Figure 12 shows the variations of failure probabilities of the three modes with groundwater level. With the rise of the groundwater level, the failure probability of Mode 1 is much larger than those of the other two modes, implying that the failure probability of the system is the same as that of Mode 1. The groundwater influence analysis identifies four characteristic phases i.e., stable phase (\({h_{\text{w}}} \leqslant 3\;{\text{m}}\)): \(P_{{\text{f}}}^{{\text{s}}}\) remains at 0, initiation phase (\(3\;{\text{m}}<{h_{\text{w}}} \leqslant 5.5\;{\text{m}}\)): \(P_{{\text{f}}}^{{\text{s}}}\) slowly increases, critical phase (\(5.5\;{\text{m}}<{h_{\text{w}}} \leqslant 8\;{\text{m}}\)): \(P_{{\text{f}}}^{{\text{s}}}\) accelerates, and failure phase (\({h_{\text{w}}}>8\;{\text{m}}\)): \(P_{{\text{f}}}^{{\text{s}}}\) approaches saturation. In practice, we must pay attention to the steep rise of the failure probability, which indicates the system fails suddenly.

Fig. 12
figure 12

Variation of failure probabilities for slope-bolt system and three failure modes with groundwater level.

Conclusion

This study establishes a probabilistic framework for evaluating the stability of bolted pro-dip slopes, addressing critical limitations in conventional approaches through three key advancements: (1) To accurately reflect the tensile-shear stress state of rock bolts, the geomechanic analysis incorporates both force equilibrium and moment equilibrium of the slope mass, thereby enabling precise calculation of tensile and shear forces acting on the bolts. (2) The von Mises strength criterion is adopted to analyze bolt conditions, replacing conventional tensile strength criteria. (3) The probabilistic failure assessment comprehensively considers the stratigraphic properties of bedrock formations and implements differentiated parameter assignments. A comprehensive Monte Carlo simulation framework quantifies failure probabilities across three dominant modes: tensile-shear failure of bolts, rock-grout bond failure, and grout-bolt bond failure.
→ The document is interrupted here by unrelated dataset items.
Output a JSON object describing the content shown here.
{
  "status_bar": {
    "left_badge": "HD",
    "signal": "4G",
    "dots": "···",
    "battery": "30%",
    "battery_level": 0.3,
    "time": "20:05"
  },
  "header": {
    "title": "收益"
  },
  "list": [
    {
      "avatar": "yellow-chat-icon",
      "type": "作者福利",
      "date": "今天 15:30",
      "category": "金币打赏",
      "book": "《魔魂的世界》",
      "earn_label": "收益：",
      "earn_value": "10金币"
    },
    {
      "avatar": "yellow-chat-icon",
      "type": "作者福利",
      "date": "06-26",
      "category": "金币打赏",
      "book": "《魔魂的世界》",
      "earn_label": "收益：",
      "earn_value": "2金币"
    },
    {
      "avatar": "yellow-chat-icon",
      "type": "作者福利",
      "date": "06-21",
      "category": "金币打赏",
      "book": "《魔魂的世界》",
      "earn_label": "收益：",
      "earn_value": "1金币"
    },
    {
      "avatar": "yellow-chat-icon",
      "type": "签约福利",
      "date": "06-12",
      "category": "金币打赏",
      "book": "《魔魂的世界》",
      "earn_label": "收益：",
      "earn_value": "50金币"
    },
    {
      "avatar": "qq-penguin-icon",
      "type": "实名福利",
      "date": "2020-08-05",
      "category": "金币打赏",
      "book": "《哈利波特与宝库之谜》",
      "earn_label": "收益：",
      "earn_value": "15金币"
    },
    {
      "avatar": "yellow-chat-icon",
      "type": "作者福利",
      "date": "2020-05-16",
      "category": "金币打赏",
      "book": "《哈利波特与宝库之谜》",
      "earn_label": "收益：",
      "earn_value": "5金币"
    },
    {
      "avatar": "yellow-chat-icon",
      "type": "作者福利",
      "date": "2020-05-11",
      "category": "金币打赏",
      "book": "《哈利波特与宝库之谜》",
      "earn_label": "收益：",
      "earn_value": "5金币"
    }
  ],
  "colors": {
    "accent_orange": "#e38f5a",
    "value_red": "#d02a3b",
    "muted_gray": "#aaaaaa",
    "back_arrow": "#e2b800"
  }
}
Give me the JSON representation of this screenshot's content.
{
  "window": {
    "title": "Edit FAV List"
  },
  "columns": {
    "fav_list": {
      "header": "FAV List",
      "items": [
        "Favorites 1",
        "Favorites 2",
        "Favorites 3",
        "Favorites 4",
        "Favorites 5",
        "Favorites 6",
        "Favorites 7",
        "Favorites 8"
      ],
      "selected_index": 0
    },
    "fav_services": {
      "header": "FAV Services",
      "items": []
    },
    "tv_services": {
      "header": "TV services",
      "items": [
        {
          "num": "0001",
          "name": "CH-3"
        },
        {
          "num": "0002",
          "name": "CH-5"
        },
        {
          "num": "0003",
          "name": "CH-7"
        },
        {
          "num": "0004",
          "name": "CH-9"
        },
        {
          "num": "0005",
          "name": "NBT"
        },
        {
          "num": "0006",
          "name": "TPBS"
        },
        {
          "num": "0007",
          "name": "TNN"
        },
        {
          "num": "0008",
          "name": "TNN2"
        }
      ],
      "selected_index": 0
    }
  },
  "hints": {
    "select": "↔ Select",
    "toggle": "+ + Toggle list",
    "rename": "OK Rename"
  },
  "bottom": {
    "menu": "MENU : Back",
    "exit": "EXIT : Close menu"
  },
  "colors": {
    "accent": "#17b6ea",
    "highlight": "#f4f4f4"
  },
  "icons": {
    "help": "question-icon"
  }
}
The effectiveness of the proposed model was validated through a case study of the Freeway No.3 landslide in Taiwan. The investigation revealed that while computational results considering versus neglecting shear effects exhibited minor discrepancies under lower groundwater levels, the former demonstrated substantially greater values compared to the latter under elevated groundwater conditions.

The parametric study was conducted to investigate the influences of bolt inclination, bolt length, and groundwater level on the failure probability of stabilized slopes, which further revealed how parameter variations induced transitions among three distinct failure modes.

Practical implications of this study include: mandatory inclusion of shear effects in bolt design criteria for pro-dip slopes, optimization of bolt inclination and fixed length to minimize failure risks implementation of real-time groundwater monitoring at critical thresholds. Future work should address dynamic loading effects and corrosion-induced strength degradation.